Di antaranya dikhawatirkan menghilangkan bukti, melarikan diri, dan dapat mengulangi kembali tindak pidana.
"Pada saat pelimpahan perkara itu, majelis hakim ditahan di tahanan rutan. Saya coba konfirmasi ke majelis hakimnya pertimbangannya majelis hakim tidak cukup alasan saat itu untuk melimpahkan berkas."
"Kenapa saat penyidikan tidak ditahan dan kenapa saat pra penuntutan oleh JPU menjadi tahanan kota," jelasnya.
"Tidak ada hal-hal lainya yang menjadi masukan oleh majelis hakim, maka majelis hakim perlu untuk menahan, pertimbangannya seperti itu" katanya.

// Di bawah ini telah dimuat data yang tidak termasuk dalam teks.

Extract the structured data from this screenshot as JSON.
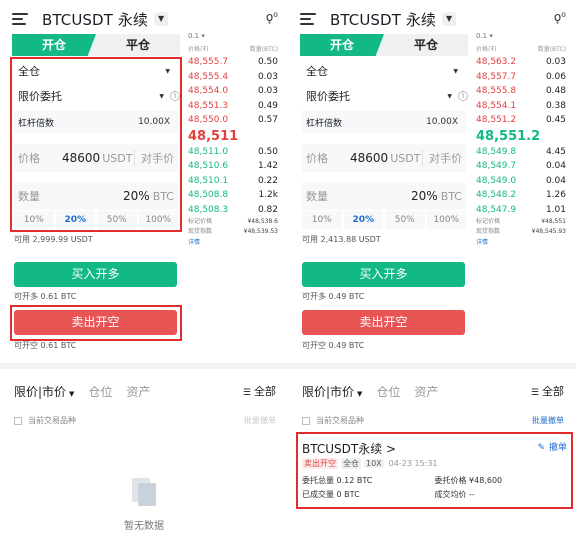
{
  "panels": {
    "left": {
      "header": {
        "pair": "BTCUSDT 永续"
      },
      "tabs": {
        "open": "开仓",
        "close": "平仓"
      },
      "form": {
        "margin_mode": "全仓",
        "order_type": "限价委托",
        "leverage_label": "杠杆倍数",
        "leverage_value": "10.00X",
        "price_label": "价格",
        "price_value": "48600",
        "price_unit": "USDT",
        "counterparty": "对手价",
        "qty_label": "数量",
        "qty_pct": "20%",
        "qty_unit": "BTC",
        "percents": [
          "10%",
          "20%",
          "50%",
          "100%"
        ],
        "active_percent": "20%"
      },
      "available": "可用 2,999.99 USDT",
      "orderbook": {
        "precision": "0.1",
        "col_price": "价格(₮)",
        "col_qty": "数量(BTC)",
        "asks": [
          {
            "p": "48,555.7",
            "q": "0.50"
          },
          {
            "p": "48,555.4",
            "q": "0.03"
          },
          {
            "p": "48,554.0",
            "q": "0.03"
          },
          {
            "p": "48,551.3",
            "q": "0.49"
          },
          {
            "p": "48,550.0",
            "q": "0.57"
          }
        ],
        "last": "48,511",
        "last_dir": "down",
        "bids": [
          {
            "p": "48,511.0",
            "q": "0.50"
          },
          {
            "p": "48,510.6",
            "q": "1.42"
          },
          {
            "p": "48,510.1",
            "q": "0.22"
          },
          {
            "p": "48,508.8",
            "q": "1.2k"
          },
          {
            "p": "48,508.3",
            "q": "0.82"
          }
        ],
        "mark_label": "标记价格",
        "mark_value": "¥48,538.6",
        "index_label": "现货指数",
        "index_value": "¥48,539.53",
        "detail": "详情"
      },
      "buy_button": "买入开多",
      "buy_avail": "可开多 0.61 BTC",
      "sell_button": "卖出开空",
      "sell_avail": "可开空 0.61 BTC",
      "orders_tabs": {
        "t1": "限价|市价",
        "t2": "仓位",
        "t3": "资产",
        "all": "全部"
      },
      "filter": {
        "label": "当前交易品种",
        "bulk": "批量撤单"
      },
      "empty": "暂无数据"
    },
    "right": {
      "header": {
        "pair": "BTCUSDT 永续"
      },
      "tabs": {
        "open": "开仓",
        "close": "平仓"
      },
      "form": {
        "margin_mode": "全仓",
        "order_type": "限价委托",
        "leverage_label": "杠杆倍数",
        "leverage_value": "10.00X",
        "price_label": "价格",
        "price_value": "48600",
        "price_unit": "USDT",
        "counterparty": "对手价",
        "qty_label": "数量",
        "qty_pct": "20%",
        "qty_unit": "BTC",
        "percents": [
          "10%",
          "20%",
          "50%",
          "100%"
        ],
        "active_percent": "20%"
      },
      "available": "可用 2,413.88 USDT",
      "orderbook": {
        "precision": "0.1",
        "col_price": "价格(₮)",
        "col_qty": "数量(BTC)",
        "asks": [
          {
            "p": "48,563.2",
            "q": "0.03"
          },
          {
            "p": "48,557.7",
            "q": "0.06"
          },
          {
            "p": "48,555.8",
            "q": "0.48"
          },
          {
            "p": "48,554.1",
            "q": "0.38"
          },
          {
            "p": "48,551.2",
            "q": "0.45"
          }
        ],
        "last": "48,551.2",
        "last_dir": "up",
        "bids": [
          {
            "p": "48,549.8",
            "q": "4.45"
          },
          {
            "p": "48,549.7",
            "q": "0.04"
          },
          {
            "p": "48,549.0",
            "q": "0.04"
          },
          {
            "p": "48,548.2",
            "q": "1.26"
          },
          {
            "p": "48,547.9",
            "q": "1.01"
          }
        ],
        "mark_label": "标记价格",
        "mark_value": "¥48,551",
        "index_label": "现货指数",
        "index_value": "¥48,545.93",
        "detail": "详情"
      },
      "buy_button": "买入开多",
      "buy_avail": "可开多 0.49 BTC",
      "sell_button": "卖出开空",
      "sell_avail": "可开空 0.49 BTC",
      "orders_tabs": {
        "t1": "限价|市价",
        "t2": "仓位",
        "t3": "资产",
        "all": "全部"
      },
      "filter": {
        "label": "当前交易品种",
        "bulk": "批量撤单"
      },
      "order": {
        "title": "BTCUSDT永续 >",
        "cancel": "撤单",
        "side": "卖出开空",
        "mode": "全仓",
        "leverage": "10X",
        "time": "04-23 15:31",
        "total_label": "委托总量 0.12 BTC",
        "price_label": "委托价格 ¥48,600",
        "filled_label": "已成交量 0 BTC",
        "avg_label": "成交均价 --"
      }
    }
  },
  "colors": {
    "buy": "#12b886",
    "sell": "#e85353",
    "highlight": "#e12d2d",
    "link": "#1f6fd1"
  }
}
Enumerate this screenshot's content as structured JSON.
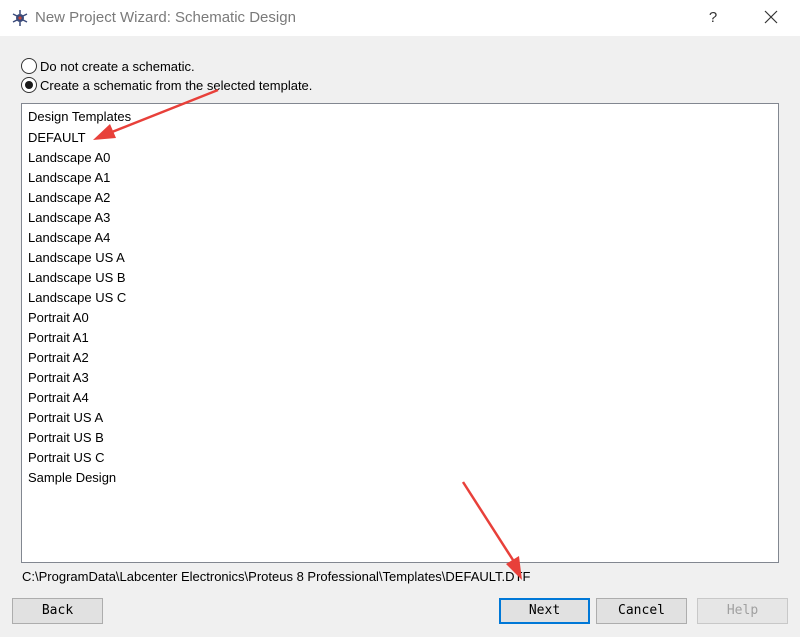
{
  "window": {
    "title": "New Project Wizard: Schematic Design",
    "help_glyph": "?"
  },
  "options": {
    "no_schematic": "Do not create a schematic.",
    "from_template": "Create a schematic from the selected template."
  },
  "templates": [
    "Design Templates",
    "DEFAULT",
    "Landscape A0",
    "Landscape A1",
    "Landscape A2",
    "Landscape A3",
    "Landscape A4",
    "Landscape US A",
    "Landscape US B",
    "Landscape US C",
    "Portrait A0",
    "Portrait A1",
    "Portrait A2",
    "Portrait A3",
    "Portrait A4",
    "Portrait US A",
    "Portrait US B",
    "Portrait US C",
    "Sample Design"
  ],
  "selected_path": "C:\\ProgramData\\Labcenter Electronics\\Proteus 8 Professional\\Templates\\DEFAULT.DTF",
  "buttons": {
    "back": "Back",
    "next": "Next",
    "cancel": "Cancel",
    "help": "Help"
  },
  "colors": {
    "annotation_arrow": "#e8403a",
    "default_button_border": "#0078d7"
  }
}
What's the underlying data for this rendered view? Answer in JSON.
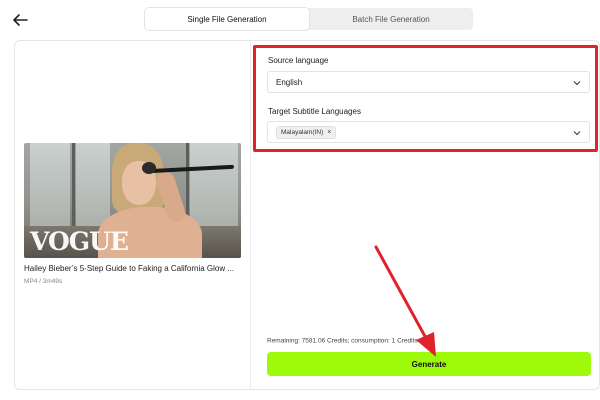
{
  "tabs": [
    {
      "label": "Single File Generation",
      "active": true
    },
    {
      "label": "Batch File Generation",
      "active": false
    }
  ],
  "video": {
    "watermark": "VOGUE",
    "title": "Hailey Bieber’s 5-Step Guide to Faking a California Glow ...",
    "meta": "MP4 / 3m49s"
  },
  "source_language": {
    "label": "Source language",
    "value": "English"
  },
  "target_languages": {
    "label": "Target Subtitle Languages",
    "chips": [
      "Malayalam(IN)"
    ]
  },
  "credits": {
    "remaining_text": "Remaining: 7581.06 Credits; consumption: 1 Credits"
  },
  "generate_label": "Generate",
  "colors": {
    "accent_button": "#9dfa0b",
    "highlight": "#e0232b"
  },
  "icons": {
    "back": "arrow-left-icon",
    "dropdown": "chevron-down-icon",
    "remove_chip": "close-icon",
    "info": "info-icon"
  }
}
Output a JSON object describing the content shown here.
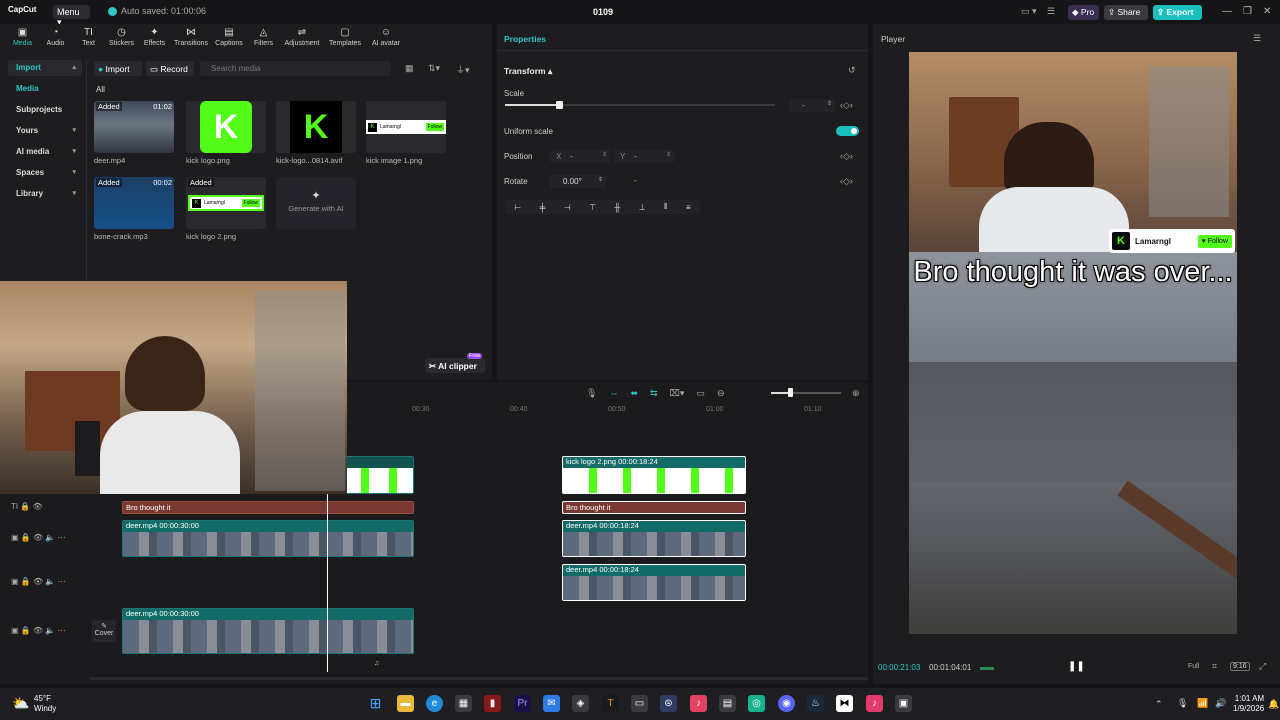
{
  "titlebar": {
    "logo": "CapCut",
    "menu_label": "Menu",
    "autosave": "Auto saved: 01:00:06",
    "project_name": "0109",
    "pro_label": "Pro",
    "share_label": "Share",
    "export_label": "Export"
  },
  "toolbar": {
    "tools": [
      "Media",
      "Audio",
      "Text",
      "Stickers",
      "Effects",
      "Transitions",
      "Captions",
      "Filters",
      "Adjustment",
      "Templates",
      "AI avatar"
    ],
    "active": "Media"
  },
  "sidenav": {
    "items": [
      "Import",
      "Media",
      "Subprojects",
      "Yours",
      "AI media",
      "Spaces",
      "Library"
    ]
  },
  "media": {
    "import_label": "Import",
    "record_label": "Record",
    "search_placeholder": "Search media",
    "all_tab": "All",
    "items": [
      {
        "name": "deer.mp4",
        "badge": "Added",
        "duration": "01:02"
      },
      {
        "name": "kick logo.png",
        "badge": "",
        "duration": ""
      },
      {
        "name": "kick-logo...0814.avif",
        "badge": "",
        "duration": ""
      },
      {
        "name": "kick image 1.png",
        "badge": "",
        "duration": ""
      },
      {
        "name": "bone-crack.mp3",
        "badge": "Added",
        "duration": "00:02"
      },
      {
        "name": "kick logo 2.png",
        "badge": "Added",
        "duration": ""
      },
      {
        "name": "Generate with AI",
        "badge": "",
        "duration": ""
      }
    ],
    "ai_clipper_label": "AI clipper",
    "free_badge": "Free"
  },
  "properties": {
    "title": "Properties",
    "section": "Transform",
    "scale_label": "Scale",
    "scale_value": "-",
    "uniform_scale_label": "Uniform scale",
    "uniform_scale_on": true,
    "position_label": "Position",
    "pos_x_label": "X",
    "pos_x_value": "-",
    "pos_y_label": "Y",
    "pos_y_value": "-",
    "rotate_label": "Rotate",
    "rotate_value": "0.00°",
    "rotate_extra": "-"
  },
  "player": {
    "title": "Player",
    "caption": "Bro thought it was over...",
    "channel": "Lamarngl",
    "follow_label": "Follow",
    "current_time": "00:00:21:03",
    "total_time": "00:01:04:01",
    "full_label": "Full",
    "ratio_label": "9:16"
  },
  "timeline": {
    "ruler": [
      "00:30",
      "00:40",
      "00:50",
      "01:00",
      "01:10"
    ],
    "cover_label": "Cover",
    "clips": {
      "kick_logo_2_a": "kick logo 2.png  00:00:18:24",
      "text_a": "Bro thought it",
      "text_b": "Bro thought it",
      "deer_a": "deer.mp4  00:00:30:00",
      "deer_b": "deer.mp4  00:00:18:24",
      "deer_c": "deer.mp4  00:00:18:24",
      "deer_main": "deer.mp4  00:00:30:00"
    }
  },
  "taskbar": {
    "temperature": "45°F",
    "weather": "Windy",
    "time": "1:01 AM",
    "date": "1/9/2026"
  }
}
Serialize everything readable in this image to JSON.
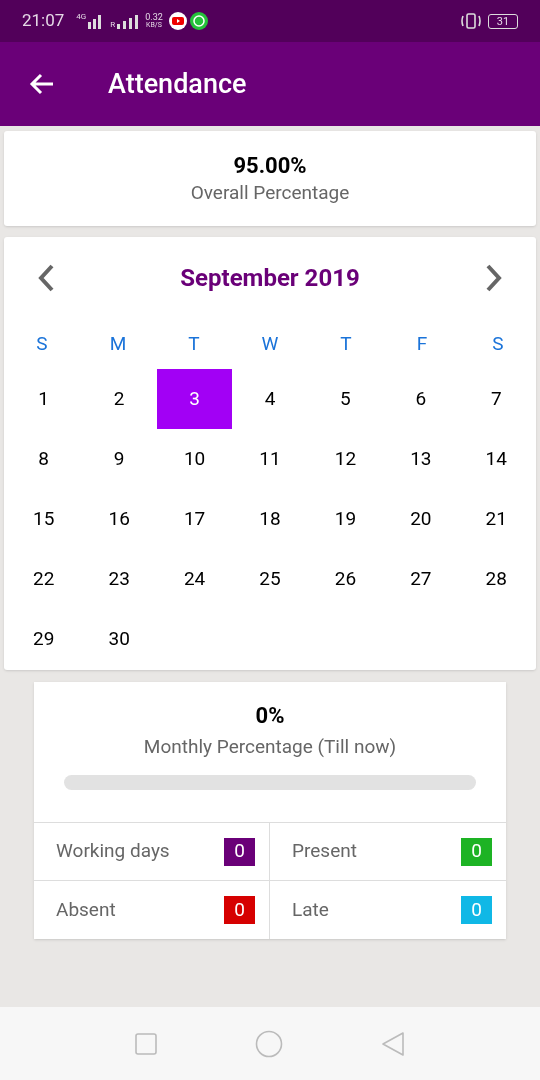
{
  "status_bar": {
    "time": "21:07",
    "network": "4G",
    "roaming": "R",
    "speed": "0.32",
    "speed_unit": "KB/S",
    "battery": "31"
  },
  "app_bar": {
    "title": "Attendance"
  },
  "overall": {
    "value": "95.00%",
    "label": "Overall Percentage"
  },
  "calendar": {
    "month": "September 2019",
    "weekdays": [
      "S",
      "M",
      "T",
      "W",
      "T",
      "F",
      "S"
    ],
    "days": [
      {
        "label": "1",
        "selected": false
      },
      {
        "label": "2",
        "selected": false
      },
      {
        "label": "3",
        "selected": true
      },
      {
        "label": "4",
        "selected": false
      },
      {
        "label": "5",
        "selected": false
      },
      {
        "label": "6",
        "selected": false
      },
      {
        "label": "7",
        "selected": false
      },
      {
        "label": "8",
        "selected": false
      },
      {
        "label": "9",
        "selected": false
      },
      {
        "label": "10",
        "selected": false
      },
      {
        "label": "11",
        "selected": false
      },
      {
        "label": "12",
        "selected": false
      },
      {
        "label": "13",
        "selected": false
      },
      {
        "label": "14",
        "selected": false
      },
      {
        "label": "15",
        "selected": false
      },
      {
        "label": "16",
        "selected": false
      },
      {
        "label": "17",
        "selected": false
      },
      {
        "label": "18",
        "selected": false
      },
      {
        "label": "19",
        "selected": false
      },
      {
        "label": "20",
        "selected": false
      },
      {
        "label": "21",
        "selected": false
      },
      {
        "label": "22",
        "selected": false
      },
      {
        "label": "23",
        "selected": false
      },
      {
        "label": "24",
        "selected": false
      },
      {
        "label": "25",
        "selected": false
      },
      {
        "label": "26",
        "selected": false
      },
      {
        "label": "27",
        "selected": false
      },
      {
        "label": "28",
        "selected": false
      },
      {
        "label": "29",
        "selected": false
      },
      {
        "label": "30",
        "selected": false
      }
    ]
  },
  "monthly": {
    "value": "0%",
    "label": "Monthly Percentage (Till now)",
    "level": 0,
    "stats": [
      {
        "label": "Working days",
        "count": "0",
        "color": "#6a0078"
      },
      {
        "label": "Present",
        "count": "0",
        "color": "#1db324"
      },
      {
        "label": "Absent",
        "count": "0",
        "color": "#d60000"
      },
      {
        "label": "Late",
        "count": "0",
        "color": "#10b8e6"
      }
    ]
  }
}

Ia menambahkan, pada hari ini ada permohonan pengalihan penahanan oleh kuasa hukum atau keluarga dari terdakwa.
Pada peraturan penahanan, kata Zakky, penyidik, penuntut umum, jaksa ataupun hakim dapat mengalihkan status penahanan.
"Biasanya pengalihan jenis penahanan rutan ke tahanan rumah atau tahanan kota ada jaminan, penjamin ada orangnya yang menjamin bahwa syarat penahanan menjadi isu lagi atau permasalahan."
"Jadi ada yang menjamin bahwa dia akan melarikan diri dan lainya," kata jubir pengadilan.
Jaksa penuntut umum Kejaksaan Negeri Sarolangun Raden Sandy mengungkapkan, pihaknya telah melimpahkan perkara tersebut kepada pengadilan.
"Dari pengadilan ada mengeluarkan penetapan penahanan terdakwa tersebut. Dengan intinya melakukan penahanan terhadap terdakwa dalam tahanan rutan Sarolangun, Polres Sarolangun per tanggal 15 September hingga 14 Oktober dan dilaksanakan pada hari itu juga, tanggal 15," jelas jaksa penuntut umum.
Untuk tahapan berikutnya, Sandy bilang hanya tinggal menunggu persidangan.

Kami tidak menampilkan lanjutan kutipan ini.